I understand how mind blowing the potential of deep learning is, but the truth is, majority of companies in the world dont care about it, or do not need that level of machine learning expertise.
If we want to democratize machine learning we have to acknowledge the fact the most people Learning all the cool generative neural networks will not end up working for Google or Facebook.
What I see is that most youngsters join this bandwagon of machine learning with hopes of working on these mind-blowing ideas, but when they do get a job at a descent company with a good pay, but are asked to produce "medicore" models, they feel like losers. I dont know when, but somewhere in this rush of deep learning, the spirit of it all got lost.
Since when did the people who use Gradient Boosting, Logistic regression, Random Forest became oldies and medicore.

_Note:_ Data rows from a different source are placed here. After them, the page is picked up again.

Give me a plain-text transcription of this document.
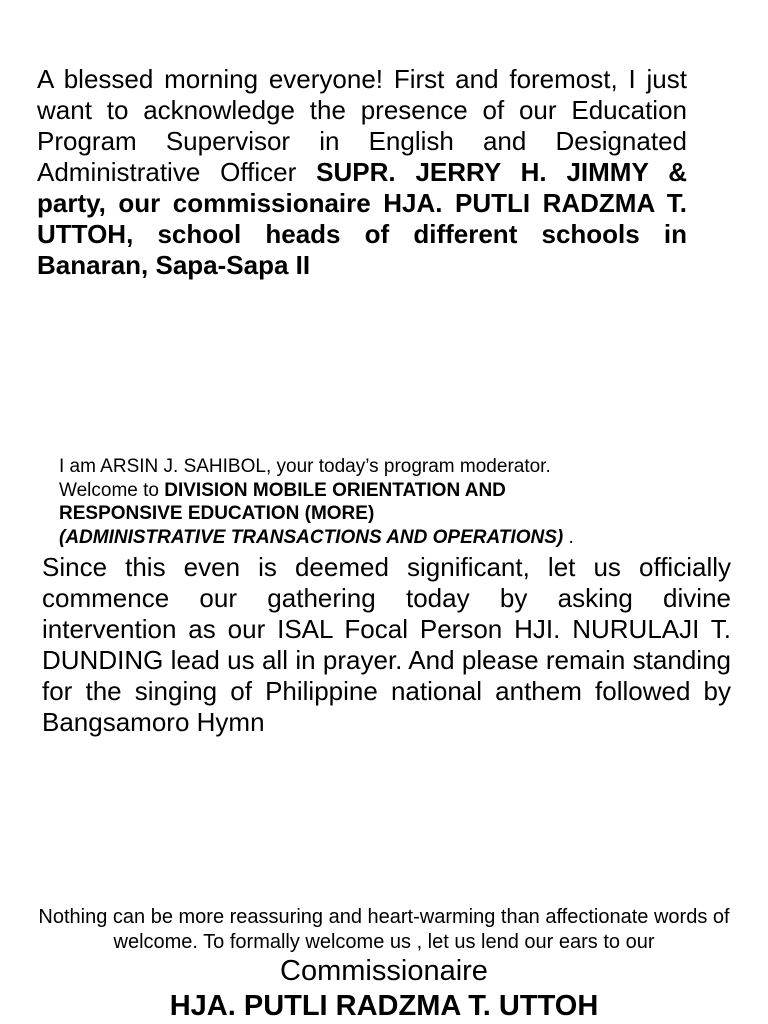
A blessed morning everyone! First and foremost, I just want to acknowledge the presence of our Education Program Supervisor in English and Designated Administrative Officer SUPR. JERRY H. JIMMY & party, our commissionaire HJA. PUTLI RADZMA T. UTTOH, school heads of different schools in Banaran, Sapa-Sapa II

I am ARSIN J. SAHIBOL, your today’s program moderator.
Welcome to DIVISION MOBILE ORIENTATION AND
RESPONSIVE EDUCATION (MORE)
(ADMINISTRATIVE TRANSACTIONS AND OPERATIONS) .

Since this even is deemed significant, let us officially commence our gathering today by asking divine intervention as our ISAL Focal Person HJI. NURULAJI T. DUNDING lead us all in prayer. And please remain standing for the singing of Philippine national anthem followed by Bangsamoro Hymn

Nothing can be more reassuring and heart-warming than affectionate words of welcome. To formally welcome us , let us lend our ears to our

Commissionaire
HJA. PUTLI RADZMA T. UTTOH
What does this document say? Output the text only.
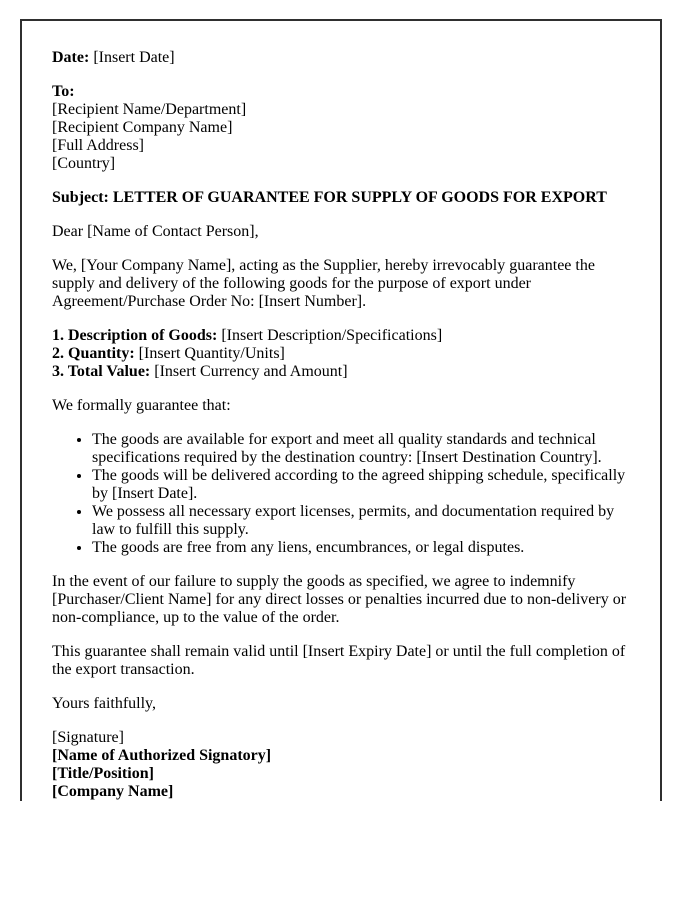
Date: [Insert Date]

To:
[Recipient Name/Department]
[Recipient Company Name]
[Full Address]
[Country]

Subject: LETTER OF GUARANTEE FOR SUPPLY OF GOODS FOR EXPORT

Dear [Name of Contact Person],

We, [Your Company Name], acting as the Supplier, hereby irrevocably guarantee the supply and delivery of the following goods for the purpose of export under Agreement/Purchase Order No: [Insert Number].

1. Description of Goods: [Insert Description/Specifications]
2. Quantity: [Insert Quantity/Units]
3. Total Value: [Insert Currency and Amount]

We formally guarantee that:

• The goods are available for export and meet all quality standards and technical specifications required by the destination country: [Insert Destination Country].
• The goods will be delivered according to the agreed shipping schedule, specifically by [Insert Date].
• We possess all necessary export licenses, permits, and documentation required by law to fulfill this supply.
• The goods are free from any liens, encumbrances, or legal disputes.

In the event of our failure to supply the goods as specified, we agree to indemnify [Purchaser/Client Name] for any direct losses or penalties incurred due to non-delivery or non-compliance, up to the value of the order.

This guarantee shall remain valid until [Insert Expiry Date] or until the full completion of the export transaction.

Yours faithfully,

[Signature]
[Name of Authorized Signatory]
[Title/Position]
[Company Name]
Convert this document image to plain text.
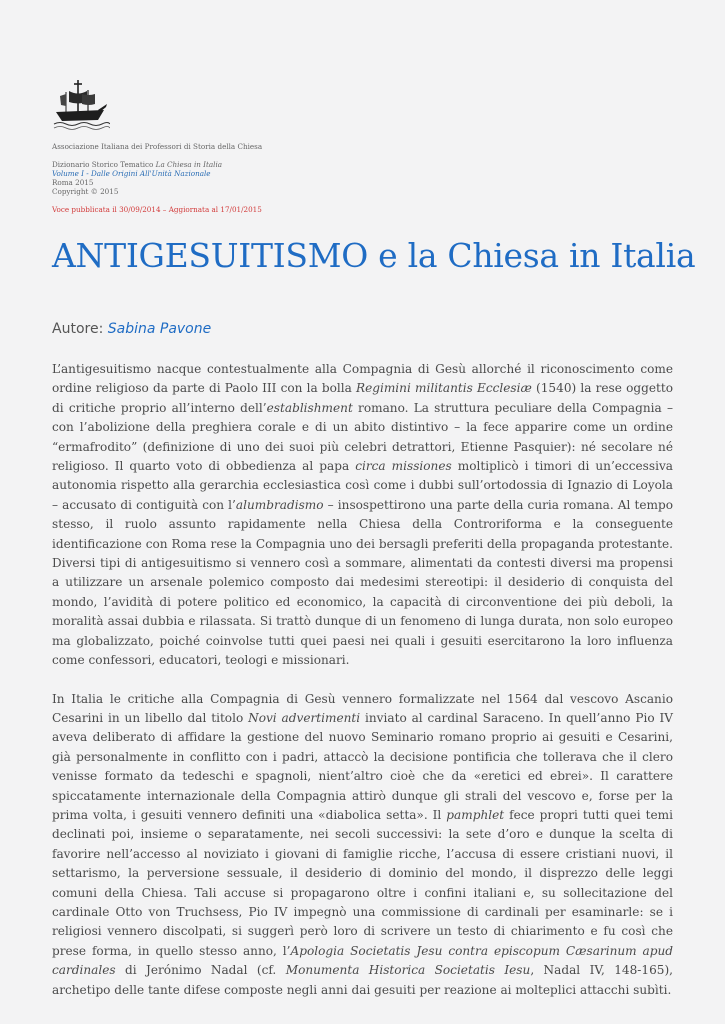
Associazione Italiana dei Professori di Storia della Chiesa
Dizionario Storico Tematico La Chiesa in Italia
Volume I - Dalle Origini All'Unità Nazionale
Roma 2015
Copyright © 2015
Voce pubblicata il 30/09/2014 – Aggiornata al 17/01/2015
ANTIGESUITISMO e la Chiesa in Italia
Autore: Sabina Pavone

L’antigesuitismo nacque contestualmente alla Compagnia di Gesù allorché il riconoscimento come ordine religioso da parte di Paolo III con la bolla Regimini militantis Ecclesiæ (1540) la rese oggetto di critiche proprio all’interno dell’establishment romano. La struttura peculiare della Compagnia – con l’abolizione della preghiera corale e di un abito distintivo – la fece apparire come un ordine “ermafrodito” (definizione di uno dei suoi più celebri detrattori, Etienne Pasquier): né secolare né religioso. Il quarto voto di obbedienza al papa circa missiones moltiplicò i timori di un’eccessiva autonomia rispetto alla gerarchia ecclesiastica così come i dubbi sull’ortodossia di Ignazio di Loyola – accusato di contiguità con l’alumbradismo – insospettirono una parte della curia romana. Al tempo stesso, il ruolo assunto rapidamente nella Chiesa della Controriforma e la conseguente identificazione con Roma rese la Compagnia uno dei bersagli preferiti della propaganda protestante. Diversi tipi di antigesuitismo si vennero così a sommare, alimentati da contesti diversi ma propensi a utilizzare un arsenale polemico composto dai medesimi stereotipi: il desiderio di conquista del mondo, l’avidità di potere politico ed economico, la capacità di circonventione dei più deboli, la moralità assai dubbia e rilassata. Si trattò dunque di un fenomeno di lunga durata, non solo europeo ma globalizzato, poiché coinvolse tutti quei paesi nei quali i gesuiti esercitarono la loro influenza come confessori, educatori, teologi e missionari.

In Italia le critiche alla Compagnia di Gesù vennero formalizzate nel 1564 dal vescovo Ascanio Cesarini in un libello dal titolo Novi advertimenti inviato al cardinal Saraceno. In quell’anno Pio IV aveva deliberato di affidare la gestione del nuovo Seminario romano proprio ai gesuiti e Cesarini, già personalmente in conflitto con i padri, attaccò la decisione pontificia che tollerava che il clero venisse formato da tedeschi e spagnoli, nient’altro cioè che da «eretici ed ebrei». Il carattere spiccatamente internazionale della Compagnia attirò dunque gli strali del vescovo e, forse per la prima volta, i gesuiti vennero definiti una «diabolica setta». Il pamphlet fece propri tutti quei temi declinati poi, insieme o separatamente, nei secoli successivi: la sete d’oro e dunque la scelta di favorire nell’accesso al noviziato i giovani di famiglie ricche, l’accusa di essere cristiani nuovi, il settarismo, la perversione sessuale, il desiderio di dominio del mondo, il disprezzo delle leggi comuni della Chiesa. Tali accuse si propagarono oltre i confini italiani e, su sollecitazione del cardinale Otto von Truchsess, Pio IV impegnò una commissione di cardinali per esaminarle: se i religiosi vennero discolpati, si suggerì però loro di scrivere un testo di chiarimento e fu così che prese forma, in quello stesso anno, l’Apologia Societatis Jesu contra episcopum Cæsarinum apud cardinales di Jerónimo Nadal (cf. Monumenta Historica Societatis Iesu, Nadal IV, 148-165), archetipo delle tante difese composte negli anni dai gesuiti per reazione ai molteplici attacchi subìti.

The result is that, most of the guys we interwiew for a role know very little about basics and hardly anything about the underlying maths. The just know how to use the packages on already prepared data.
Update : Thanks for all the comments, this discussion has really been enlightening for me and an amazing experience, given its my first post in reddit. Thanks a lot for the Gold Award, it means a lot to me.
Just to respond to some of the popular questions and opinions in the comments.
Do we expect people to have to remember all the maths of the machine learning?
No ways, i dont remember 99% of what i studied in college. But thats not the point. When applying these algorithms, one must know the underlying principles of it, and not just which python library they need to import.